The book focuses on the US operations of four international giants: Chinese appliance maker Haier Global, Indian conglomerate Tata, European aerospace firm EADS, and Japanese automaker Toyota. In a series of vignettes, Maynard presents workers and their families transformed by the arrival of foreign plants, politicians lobbying to reel in overseas investment, and foreign executives strategizing their entry into US markets — frequently setting up shop in Southern states, where start-up costs are lower. From Georgetown, Ky., to Columbus, Miss., the story of affected communities is much the same. While foreign executives aren’t greeted with red carpets, locals come to appreciate their presence once the windfalls of their investments materialize.
As Maynard writes, “Economic reality generally trumps stubborn nationalist pride. … No matter how much some pundits would wish American companies to have a lock on every dollar earned in the United States, we cannot expect an economy fueled only by American investment — nor should we want one.”
Maynard certainly has an argument. As a nation that’s shed nearly one in four manufacturing jobs this decade, the US is in no state to say no to sources of job creation, no matter the nationality. As it is, foreign direct investment (defined as spending by a foreign-owned company on ventures or investments in the US) makes up 15% of gross domestic product. Companies based overseas also provide jobs for approximately 5 million Americans, 10% of the country’s industrial workforce.
Not only do foreign firms create employment, but they also form a vital source of new ideas and innovations. In a business world no longer framed by national borders, an economy that refuses to look outward — even if it is the world’s largest — is bound to lose a competitive edge.
The problem with the book, then, is not in Maynard’s conclusion, but in her lack of cogent analysis. While her on-ground reportage is adequate, she fails to address some key empirical questions. She might tell us:
* Do levels of US foreign direct investment compare with those in other advanced industrial nations, both today and over time?
* What are the forces that have rendered American industry in such dire need of foreign saviors?

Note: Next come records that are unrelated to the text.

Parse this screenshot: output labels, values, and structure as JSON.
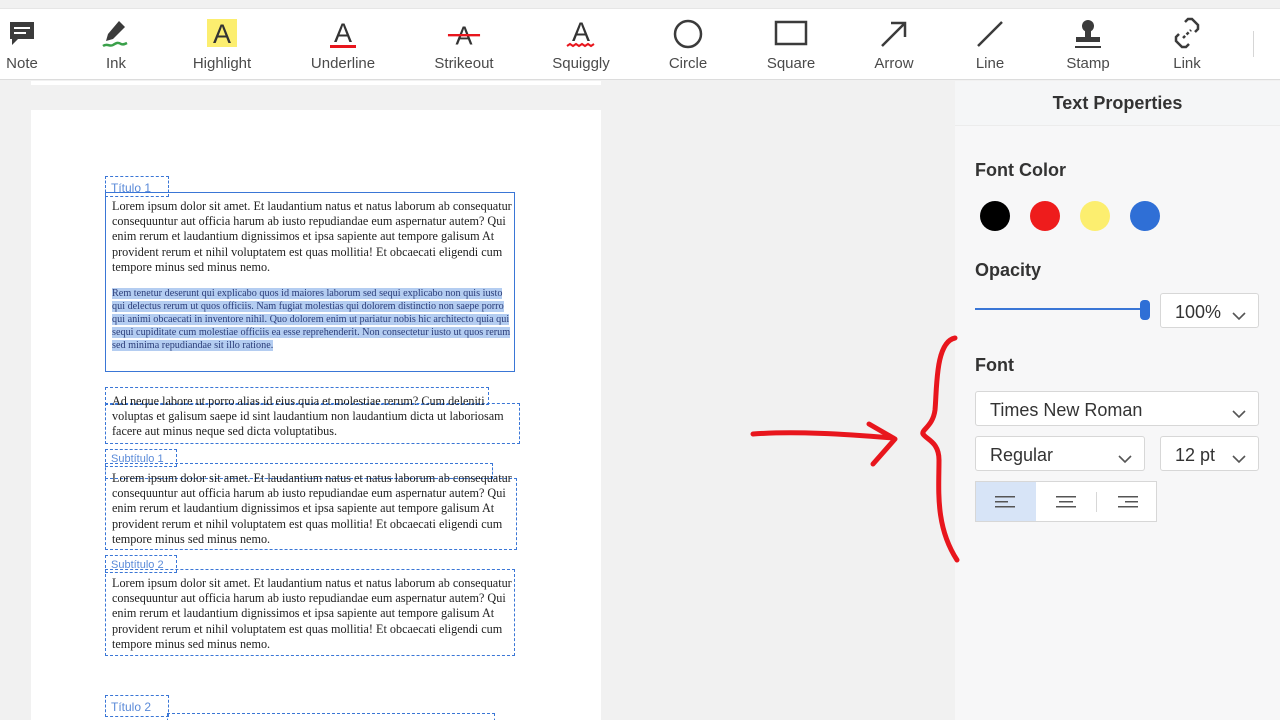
{
  "toolbar": {
    "tools": [
      {
        "id": "note",
        "label": "Note",
        "icon": "note-icon"
      },
      {
        "id": "ink",
        "label": "Ink",
        "icon": "pen-icon"
      },
      {
        "id": "highlight",
        "label": "Highlight",
        "icon": "highlight-icon",
        "glyph": "A"
      },
      {
        "id": "underline",
        "label": "Underline",
        "icon": "underline-icon",
        "glyph": "A"
      },
      {
        "id": "strikeout",
        "label": "Strikeout",
        "icon": "strikeout-icon",
        "glyph": "A"
      },
      {
        "id": "squiggly",
        "label": "Squiggly",
        "icon": "squiggly-icon",
        "glyph": "A"
      },
      {
        "id": "circle",
        "label": "Circle",
        "icon": "circle-icon"
      },
      {
        "id": "square",
        "label": "Square",
        "icon": "square-icon"
      },
      {
        "id": "arrow",
        "label": "Arrow",
        "icon": "arrow-icon"
      },
      {
        "id": "line",
        "label": "Line",
        "icon": "line-icon"
      },
      {
        "id": "stamp",
        "label": "Stamp",
        "icon": "stamp-icon"
      },
      {
        "id": "link",
        "label": "Link",
        "icon": "link-icon"
      }
    ]
  },
  "document": {
    "heading1": "Título 1",
    "para1": "Lorem ipsum dolor sit amet. Et laudantium natus et natus laborum ab consequatur consequuntur aut officia harum ab iusto repudiandae eum aspernatur autem? Qui enim rerum et laudantium dignissimos et ipsa sapiente aut tempore galisum At provident rerum et nihil voluptatem est quas mollitia! Et obcaecati eligendi cum tempore minus sed minus nemo.",
    "para2": "Rem tenetur deserunt qui explicabo quos id maiores laborum sed sequi explicabo non quis iusto qui delectus rerum ut quos officiis. Nam fugiat molestias qui dolorem distinctio non saepe porro qui animi obcaecati in inventore nihil. Quo dolorem enim ut pariatur nobis hic architecto quia qui sequi cupiditate cum molestiae officiis ea esse reprehenderit. Non consectetur iusto ut quos rerum sed minima repudiandae sit illo ratione.",
    "para3": "Ad neque labore ut porro alias id eius quia et molestiae rerum? Cum deleniti voluptas et galisum saepe id sint laudantium non laudantium dicta ut laboriosam facere aut minus neque sed dicta voluptatibus.",
    "subtitle1": "Subtítulo 1",
    "para4": "Lorem ipsum dolor sit amet. Et laudantium natus et natus laborum ab consequatur consequuntur aut officia harum ab iusto repudiandae eum aspernatur autem? Qui enim rerum et laudantium dignissimos et ipsa sapiente aut tempore galisum At provident rerum et nihil voluptatem est quas mollitia! Et obcaecati eligendi cum tempore minus sed minus nemo.",
    "subtitle2": "Subtítulo 2",
    "para5": "Lorem ipsum dolor sit amet. Et laudantium natus et natus laborum ab consequatur consequuntur aut officia harum ab iusto repudiandae eum aspernatur autem? Qui enim rerum et laudantium dignissimos et ipsa sapiente aut tempore galisum At provident rerum et nihil voluptatem est quas mollitia! Et obcaecati eligendi cum tempore minus sed minus nemo.",
    "heading2": "Título 2"
  },
  "panel": {
    "title": "Text Properties",
    "font_color_label": "Font Color",
    "colors": [
      "#000000",
      "#ee1c1c",
      "#fcee6f",
      "#2f6fd6"
    ],
    "opacity_label": "Opacity",
    "opacity_value": "100%",
    "opacity": 1.0,
    "font_label": "Font",
    "font_family": "Times New Roman",
    "font_style": "Regular",
    "font_size": "12 pt",
    "alignment_options": [
      "left",
      "center",
      "right"
    ],
    "alignment_selected": "left"
  },
  "colors": {
    "accent": "#3a76d6",
    "annotation": "#e8161d",
    "selection": "#b4cdf1"
  }
}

* Is the decline of manufacturing an inevitable systemic flaw of a mature economy unable to stay at the cutting edge of innovation — in this case, the signal of a superpower in decline?
* Is there something in the state-driven industrial policy of Tokyo compared with that of American capitalism — or perhaps differences in managerial strategy — that helped Toyota thrive while General Motors floundered?
Perhaps Maynard hopes we’ll find the answers elsewhere — either in her 2003 book The End of Detroit: How the Big Three Lost Their Grip on the American Car Market, or in 2005′s The World is Flat by New York Times colleague Thomas Friedman, which she repeatedly cites.
At times, she hints at tackling these larger questions but ultimately gets lost in her penchant for the inconsequential. She provides a hasty overview, for example, of the differences between worker-manager relations at Toyota and GM, while giving in-depth treatment to the personal rise of Toyota Chairman Akio Toyoda — a story that, while engaging, is peripheral at best to her central argument.
The book fails to answer a question that should be central to any book on this subject: What are the greater forces at play that make the “selling of the American economy” inevitable?
It’s too bad, because Maynard’s thesis — that the American worker can and should benefit from the forces of a global economy — is one that policymakers need to address if the US is to remain an internationally competitive industrial power.
JJS: Is national pride the only reason to reform? Why not make basic changes in order to win prosperity and economic justice for everyone? We could attain justice plus regain stature by adopting the same solution: geonomics. That is, shift taxes off labor and capital while recovering the value of land and resources and shift subsidies from special interest while disbursing a dividend to the citizenry. Then you could lock the hood on the economy because everyone would be so well off.